Friendship…not only did I potentially tarnish the one I have with Astrid, even if she doesn’t know it, but I’ve also pigeonholed myself into only being friends with Johan instead of more––like I want so selfishly.
My gaze involuntarily flickers towards Johan and Astrid before I force my eyes away once more. Let them be happy. At least two out of the three of us will be.
Under the canopy of stars, I’ve wrapped myself in a velour blanket and found some solace from the party still going strong inside. My fingers trace the rim of a port wine glass, the rich taste of it pleasantly decadent but too much for me to finish. Everyone is living their best college life back in the house, getting drunk on this expensive port and whatever alcohol treats they’ve snagged from Astrid’s family bar.
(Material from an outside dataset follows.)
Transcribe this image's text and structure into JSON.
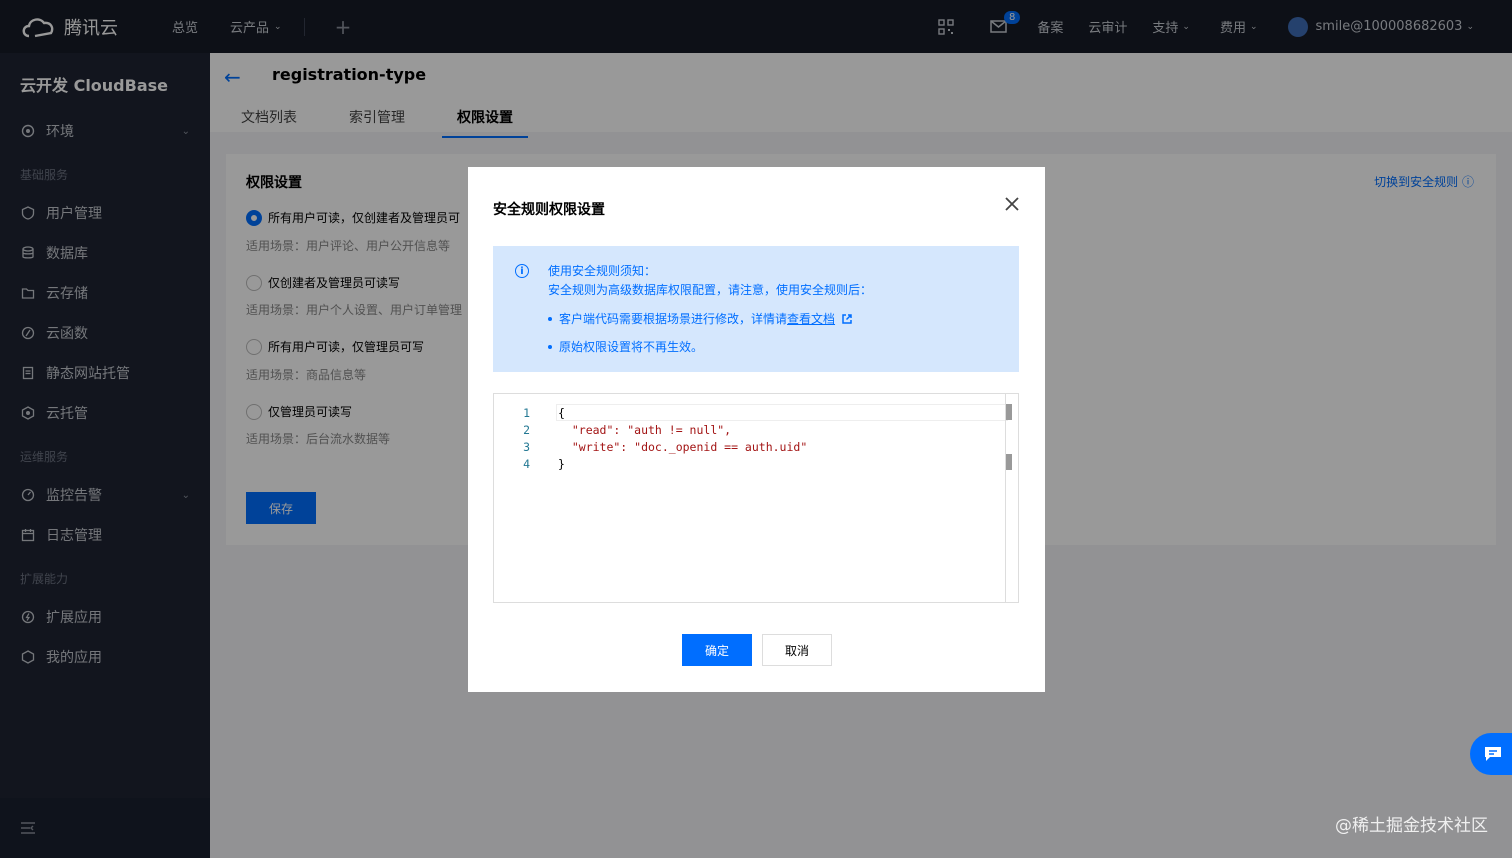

“Hey girly,” I hear Astrid’s voice coming from behind me and turn just enough to see her hips swishing and cheeks flushed from the alcohol. She’s still got her port glass in her hand as she settles on the outdoor bench at my side, leaning into me. “I wondered where you had disappeared.”
“I just needed to get some air,” I tell her genuinely, without elaborating.
“Yeah, me too.” She nudges at me, a small smile playing at her lips before holding up her glass. I do the same, and she clinks her glass against mine. “Cheers to a successful party and lovely friendships.”